Rolltreppenzähne verkeilen verbissen im stählernen Raster.
Jacke erschlafft, sackartig, hundhaft am Boden.
Marswickel zuckt unbeherrscht in Luftzügen, rasterentkernt.
Lichtsplitterung. Spiegelfläche zerreißt an Bruchlinien.
Wegloser Raum. Richtung erlischt. Pfeile verlöschen im Ausgang.
Einmal zuckt noch die Treppe. Dann wieder Stillstand.

Chor: Was liegen bleibt, verlangt die Hand.
zwei
Tief summt Beton; kaum hörbar, dann lauter, ein Dröhnen.
Rolltreppe fasst, verkrampft einmal; es knirschen die Ketten,
schaben Metall, längst tot dreht die Mechanik noch einmal leer
Der Mann weist stumm auf die Jacke zu Füßen.
Offener Mund. Kein Ton. Glasstarre Augen schimmern.

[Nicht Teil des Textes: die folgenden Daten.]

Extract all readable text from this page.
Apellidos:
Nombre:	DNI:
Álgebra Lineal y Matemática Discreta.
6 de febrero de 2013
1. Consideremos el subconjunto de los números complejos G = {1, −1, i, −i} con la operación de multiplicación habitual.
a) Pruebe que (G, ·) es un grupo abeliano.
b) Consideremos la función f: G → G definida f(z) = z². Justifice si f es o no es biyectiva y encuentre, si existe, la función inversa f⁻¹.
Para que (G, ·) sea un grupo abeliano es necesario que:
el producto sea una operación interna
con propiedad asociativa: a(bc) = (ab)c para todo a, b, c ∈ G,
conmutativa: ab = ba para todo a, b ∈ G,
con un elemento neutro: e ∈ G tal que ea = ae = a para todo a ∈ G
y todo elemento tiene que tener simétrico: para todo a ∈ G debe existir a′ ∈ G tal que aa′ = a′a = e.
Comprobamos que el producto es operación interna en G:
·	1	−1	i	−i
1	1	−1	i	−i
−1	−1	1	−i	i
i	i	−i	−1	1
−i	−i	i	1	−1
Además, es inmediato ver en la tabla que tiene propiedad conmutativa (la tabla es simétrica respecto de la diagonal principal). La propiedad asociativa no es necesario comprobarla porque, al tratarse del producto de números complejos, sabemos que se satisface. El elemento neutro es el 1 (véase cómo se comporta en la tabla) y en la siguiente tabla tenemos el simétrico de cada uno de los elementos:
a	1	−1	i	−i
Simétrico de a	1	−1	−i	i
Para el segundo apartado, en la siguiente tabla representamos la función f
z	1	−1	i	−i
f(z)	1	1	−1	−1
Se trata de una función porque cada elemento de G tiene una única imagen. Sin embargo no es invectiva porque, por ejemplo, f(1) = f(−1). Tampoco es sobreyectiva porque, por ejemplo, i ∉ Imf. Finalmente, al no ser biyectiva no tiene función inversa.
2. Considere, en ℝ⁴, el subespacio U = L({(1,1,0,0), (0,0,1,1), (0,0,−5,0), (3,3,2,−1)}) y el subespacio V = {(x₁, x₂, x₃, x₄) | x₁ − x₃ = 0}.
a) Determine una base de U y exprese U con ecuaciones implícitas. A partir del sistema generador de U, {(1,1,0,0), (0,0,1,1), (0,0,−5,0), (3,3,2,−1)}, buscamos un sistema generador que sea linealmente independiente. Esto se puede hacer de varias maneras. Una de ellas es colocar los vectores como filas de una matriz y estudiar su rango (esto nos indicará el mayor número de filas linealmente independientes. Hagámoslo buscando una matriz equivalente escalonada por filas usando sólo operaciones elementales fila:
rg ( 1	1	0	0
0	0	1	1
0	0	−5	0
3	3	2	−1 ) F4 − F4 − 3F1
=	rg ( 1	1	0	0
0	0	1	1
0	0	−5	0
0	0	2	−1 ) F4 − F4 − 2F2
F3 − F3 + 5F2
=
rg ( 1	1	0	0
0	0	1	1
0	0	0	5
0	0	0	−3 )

Endgültig steht das Band. Verstummt und unbewegt die Maschine
Anny neigt sich.
Stellt die Jacke dem Mann auf die Bank.
„Jonas, der im Jahr 2000 25 Jahre alt sein wird“ (1976, Regie: Alain Tanner) war mal ein Symbol für die Erfüllung „linker“ „Revolte“-Hoffnungen. Der Film um Träume von Freiheit und Gemeinschaft in Alltagsrealitäten war mal eine Riesennummer bei Parties und Küchengesprächen mit der letzten Zigarette im Stehen und galt als intellektueller Spiegel der 1970er – oder so. Weltpremiere 1976 beim New York Film Festival; 116 Minuten, Schweiz/Frankreich.